De Ruca Nehuen a lago Baguilt
El sendero final de la Huella Andina. Un día de bruma, llovizna, y algo de viento que se acentuó en las alturas, nos acompañó. Digo “nos” acompañó, porque en esta última etapa me acompañó un alma sureña, Diana, una amiga a quien conocí en Trevelin hace muchos años pero con quien la amistad nos ha ido cruzando los caminos, y esta vez la Huella, a pesar del tiempo sin vernos personalmente. Salimos temprano porque el plan fue caminar la Huella al Baguilt de ida y de vuelta. Son 16.5 km, por lo tanto ida y vuelta, 33 km. Según la señalética se tardarán 6 horas y media de ida. Nosotras tardamos ese tiempo de ida y de vuelta, en total. Claro que como no acampamos en Baguilt, nuestra carga en la espalda se redujo a lo necesario, una botella para el agua, algo para comer en el picnic, y la cámara de fotos. Los nubarrones jugaban carreras en el cielo, y las aguas estaban turbias, pero solemnes.
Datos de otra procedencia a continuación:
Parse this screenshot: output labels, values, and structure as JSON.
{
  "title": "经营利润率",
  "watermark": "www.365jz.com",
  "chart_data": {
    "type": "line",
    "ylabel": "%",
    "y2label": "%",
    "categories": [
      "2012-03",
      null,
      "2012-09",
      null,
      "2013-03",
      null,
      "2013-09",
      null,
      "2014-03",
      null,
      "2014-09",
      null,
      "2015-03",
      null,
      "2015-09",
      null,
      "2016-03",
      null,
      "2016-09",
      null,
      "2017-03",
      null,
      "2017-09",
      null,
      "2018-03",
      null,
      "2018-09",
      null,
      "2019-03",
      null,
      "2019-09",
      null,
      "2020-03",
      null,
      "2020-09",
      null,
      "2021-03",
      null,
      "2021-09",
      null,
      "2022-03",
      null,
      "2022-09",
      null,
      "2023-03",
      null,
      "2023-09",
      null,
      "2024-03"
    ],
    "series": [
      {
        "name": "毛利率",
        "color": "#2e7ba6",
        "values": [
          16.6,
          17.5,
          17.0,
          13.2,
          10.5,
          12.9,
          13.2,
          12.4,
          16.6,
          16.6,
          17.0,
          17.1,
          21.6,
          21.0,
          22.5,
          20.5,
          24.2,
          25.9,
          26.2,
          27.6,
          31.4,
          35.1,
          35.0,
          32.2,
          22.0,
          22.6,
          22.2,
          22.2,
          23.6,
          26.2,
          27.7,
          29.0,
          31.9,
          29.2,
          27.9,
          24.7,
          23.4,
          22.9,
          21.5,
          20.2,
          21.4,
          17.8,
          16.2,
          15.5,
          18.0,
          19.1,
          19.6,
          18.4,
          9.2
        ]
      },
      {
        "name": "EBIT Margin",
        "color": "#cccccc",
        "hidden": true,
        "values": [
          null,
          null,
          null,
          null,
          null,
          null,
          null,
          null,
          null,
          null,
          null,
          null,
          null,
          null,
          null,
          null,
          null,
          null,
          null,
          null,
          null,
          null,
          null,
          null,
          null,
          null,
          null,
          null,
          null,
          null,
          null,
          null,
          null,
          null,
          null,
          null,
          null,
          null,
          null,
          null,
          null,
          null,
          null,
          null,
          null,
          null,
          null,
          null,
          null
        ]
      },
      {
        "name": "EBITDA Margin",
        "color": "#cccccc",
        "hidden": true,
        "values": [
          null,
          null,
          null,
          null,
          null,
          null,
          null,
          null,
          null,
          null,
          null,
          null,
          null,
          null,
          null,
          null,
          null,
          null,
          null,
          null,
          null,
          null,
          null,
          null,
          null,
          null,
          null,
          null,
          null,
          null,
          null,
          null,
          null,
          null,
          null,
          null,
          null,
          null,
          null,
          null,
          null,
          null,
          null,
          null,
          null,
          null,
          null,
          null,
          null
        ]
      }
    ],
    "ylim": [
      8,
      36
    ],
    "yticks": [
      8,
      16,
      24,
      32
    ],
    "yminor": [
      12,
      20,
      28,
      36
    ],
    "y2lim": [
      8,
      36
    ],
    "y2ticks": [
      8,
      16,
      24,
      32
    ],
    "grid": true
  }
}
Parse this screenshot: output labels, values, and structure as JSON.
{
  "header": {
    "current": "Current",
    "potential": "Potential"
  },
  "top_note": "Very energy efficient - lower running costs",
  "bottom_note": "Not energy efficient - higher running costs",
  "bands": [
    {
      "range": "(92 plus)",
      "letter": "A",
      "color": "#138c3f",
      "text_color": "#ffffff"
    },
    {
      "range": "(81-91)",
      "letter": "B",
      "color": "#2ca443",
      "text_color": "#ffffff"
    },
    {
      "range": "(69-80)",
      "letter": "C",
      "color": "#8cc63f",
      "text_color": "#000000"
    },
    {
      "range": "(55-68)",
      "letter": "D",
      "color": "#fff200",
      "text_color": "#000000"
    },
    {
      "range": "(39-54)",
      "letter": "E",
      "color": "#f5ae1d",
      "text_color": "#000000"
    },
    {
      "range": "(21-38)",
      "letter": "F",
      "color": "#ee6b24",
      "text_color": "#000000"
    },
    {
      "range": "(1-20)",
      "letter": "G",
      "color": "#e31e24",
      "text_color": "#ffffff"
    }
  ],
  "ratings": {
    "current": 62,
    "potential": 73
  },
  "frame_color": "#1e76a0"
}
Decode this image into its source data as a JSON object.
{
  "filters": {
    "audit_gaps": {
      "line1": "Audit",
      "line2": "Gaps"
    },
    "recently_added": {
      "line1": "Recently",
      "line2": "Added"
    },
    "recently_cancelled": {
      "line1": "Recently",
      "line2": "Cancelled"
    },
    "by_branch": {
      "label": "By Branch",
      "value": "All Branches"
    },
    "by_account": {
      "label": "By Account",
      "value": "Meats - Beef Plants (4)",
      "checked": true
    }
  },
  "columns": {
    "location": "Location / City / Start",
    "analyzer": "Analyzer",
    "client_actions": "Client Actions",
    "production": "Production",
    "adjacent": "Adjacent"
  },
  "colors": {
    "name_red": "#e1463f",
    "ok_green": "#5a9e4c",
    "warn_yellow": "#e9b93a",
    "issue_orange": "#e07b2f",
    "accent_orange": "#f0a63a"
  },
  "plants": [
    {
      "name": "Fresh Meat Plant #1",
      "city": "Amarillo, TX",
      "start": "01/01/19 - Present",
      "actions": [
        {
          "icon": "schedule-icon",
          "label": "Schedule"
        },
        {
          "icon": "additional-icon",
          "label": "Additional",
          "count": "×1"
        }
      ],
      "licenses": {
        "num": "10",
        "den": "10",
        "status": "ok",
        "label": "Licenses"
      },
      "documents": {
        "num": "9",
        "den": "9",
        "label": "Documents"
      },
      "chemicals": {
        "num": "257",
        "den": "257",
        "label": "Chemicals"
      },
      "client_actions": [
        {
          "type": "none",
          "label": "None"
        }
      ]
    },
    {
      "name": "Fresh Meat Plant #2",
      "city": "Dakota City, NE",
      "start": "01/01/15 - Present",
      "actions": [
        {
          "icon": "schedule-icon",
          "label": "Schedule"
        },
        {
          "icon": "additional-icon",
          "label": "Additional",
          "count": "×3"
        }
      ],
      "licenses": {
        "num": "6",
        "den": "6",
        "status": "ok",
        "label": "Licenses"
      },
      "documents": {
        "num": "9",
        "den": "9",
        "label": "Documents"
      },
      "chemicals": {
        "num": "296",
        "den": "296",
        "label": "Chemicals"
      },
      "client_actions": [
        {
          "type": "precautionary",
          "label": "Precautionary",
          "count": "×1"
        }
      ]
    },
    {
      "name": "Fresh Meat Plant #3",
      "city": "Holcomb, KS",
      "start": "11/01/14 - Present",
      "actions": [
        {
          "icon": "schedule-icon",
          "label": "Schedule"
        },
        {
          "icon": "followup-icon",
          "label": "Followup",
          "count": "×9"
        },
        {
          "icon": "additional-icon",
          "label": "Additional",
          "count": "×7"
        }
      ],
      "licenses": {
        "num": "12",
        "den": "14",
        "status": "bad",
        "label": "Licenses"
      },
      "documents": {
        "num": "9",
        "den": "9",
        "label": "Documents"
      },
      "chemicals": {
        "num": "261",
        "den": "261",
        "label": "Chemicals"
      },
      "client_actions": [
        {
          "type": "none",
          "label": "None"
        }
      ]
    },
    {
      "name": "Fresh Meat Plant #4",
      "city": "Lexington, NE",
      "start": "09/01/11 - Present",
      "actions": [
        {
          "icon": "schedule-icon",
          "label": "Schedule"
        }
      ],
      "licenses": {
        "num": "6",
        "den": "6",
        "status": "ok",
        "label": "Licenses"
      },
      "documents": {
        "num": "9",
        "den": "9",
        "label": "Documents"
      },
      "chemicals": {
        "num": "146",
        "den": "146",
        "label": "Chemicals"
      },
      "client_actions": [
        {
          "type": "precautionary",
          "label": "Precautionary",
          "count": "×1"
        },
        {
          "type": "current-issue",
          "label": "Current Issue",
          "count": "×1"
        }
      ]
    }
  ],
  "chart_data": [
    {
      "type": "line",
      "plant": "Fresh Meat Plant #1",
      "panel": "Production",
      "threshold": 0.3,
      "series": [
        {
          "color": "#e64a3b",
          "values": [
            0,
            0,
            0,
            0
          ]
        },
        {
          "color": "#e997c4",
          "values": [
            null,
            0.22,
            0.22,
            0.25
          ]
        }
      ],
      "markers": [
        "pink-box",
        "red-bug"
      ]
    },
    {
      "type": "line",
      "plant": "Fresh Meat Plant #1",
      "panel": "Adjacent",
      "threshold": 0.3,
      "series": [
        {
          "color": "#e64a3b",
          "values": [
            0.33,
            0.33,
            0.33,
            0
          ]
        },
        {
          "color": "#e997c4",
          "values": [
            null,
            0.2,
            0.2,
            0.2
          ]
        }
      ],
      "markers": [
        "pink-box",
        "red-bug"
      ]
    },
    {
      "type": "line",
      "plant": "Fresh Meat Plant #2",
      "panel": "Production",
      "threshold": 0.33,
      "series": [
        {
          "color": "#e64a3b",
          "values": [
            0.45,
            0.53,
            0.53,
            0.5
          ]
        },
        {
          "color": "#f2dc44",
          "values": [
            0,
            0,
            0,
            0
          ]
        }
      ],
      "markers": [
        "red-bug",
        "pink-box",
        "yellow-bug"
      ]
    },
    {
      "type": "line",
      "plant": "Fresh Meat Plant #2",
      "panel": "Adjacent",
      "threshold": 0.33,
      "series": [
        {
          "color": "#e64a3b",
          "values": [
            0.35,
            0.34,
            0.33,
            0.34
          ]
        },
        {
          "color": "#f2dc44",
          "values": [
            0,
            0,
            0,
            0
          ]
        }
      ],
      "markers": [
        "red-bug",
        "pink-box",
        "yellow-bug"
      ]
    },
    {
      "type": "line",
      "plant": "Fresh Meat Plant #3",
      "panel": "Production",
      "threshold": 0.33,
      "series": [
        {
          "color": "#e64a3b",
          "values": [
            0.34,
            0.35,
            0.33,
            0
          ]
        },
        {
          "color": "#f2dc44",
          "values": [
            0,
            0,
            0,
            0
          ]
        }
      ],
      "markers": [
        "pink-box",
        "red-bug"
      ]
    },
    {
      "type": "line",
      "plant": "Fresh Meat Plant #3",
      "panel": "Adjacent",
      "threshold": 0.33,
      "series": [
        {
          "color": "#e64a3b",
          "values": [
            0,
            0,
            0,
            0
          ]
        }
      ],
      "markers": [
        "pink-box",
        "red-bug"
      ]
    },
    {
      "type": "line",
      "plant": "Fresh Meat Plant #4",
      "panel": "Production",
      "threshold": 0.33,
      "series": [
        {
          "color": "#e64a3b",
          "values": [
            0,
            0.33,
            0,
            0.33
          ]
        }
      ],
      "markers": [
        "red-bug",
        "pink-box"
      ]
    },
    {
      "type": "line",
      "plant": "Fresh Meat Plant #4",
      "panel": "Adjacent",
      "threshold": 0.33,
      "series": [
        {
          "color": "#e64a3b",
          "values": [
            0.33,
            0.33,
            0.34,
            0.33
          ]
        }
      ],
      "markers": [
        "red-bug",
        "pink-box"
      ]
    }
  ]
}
Es un lago diferente y que vale la pena porque está salpicado de piedras agudas y rodeado de bosques. La senda es fácil, en su mayoría un camino ancho, de piedra a veces, de tierra en otros tramos. Pegamos varias patinadas y yo por supuesto la esperada caída, para mí no existe travesía sin caída, sobre todo, y siempre, en bajada. Se cruzan varios arroyitos, y se puede cargar agua. Las vistas del Río Grande, de los valles al inicio del camino, los cerros que al principio ocultan al Baguilt y después, cuando uno lo rodea develan tras una bajada todo el lago de frente, vistas magníficas. Apenas unas luces de sol reflejan los verdes que deben ser un espejo en días más calmos. La senda está bien marcada, es clara, hay algunas bifurcaciones y dos posibles entradas al lago. Las bifurcaciones se reúnen en el mismo lugar. Durante el camino se cruzan dos tranqueras, un puesto, alguna que otra casita, y un interesante colectivo abandonado con un entarimado de madera adentro donde se puede obtener refugio si la inclemencia arrecia. Aquí termina este estupendo proyecto de 540 a 560 o más de 600 km de Huella Andina. Un proyecto maravillosos, de gran envergadura, y al que habrá que apuntalar, haciendo camino al andar, para que la Huella resista al tiempo y sean muchos más los que puedan disfrutarla.
María, una patagónica orgullosa de haber completado y compartido su aventura de atravesar la Huella Andina.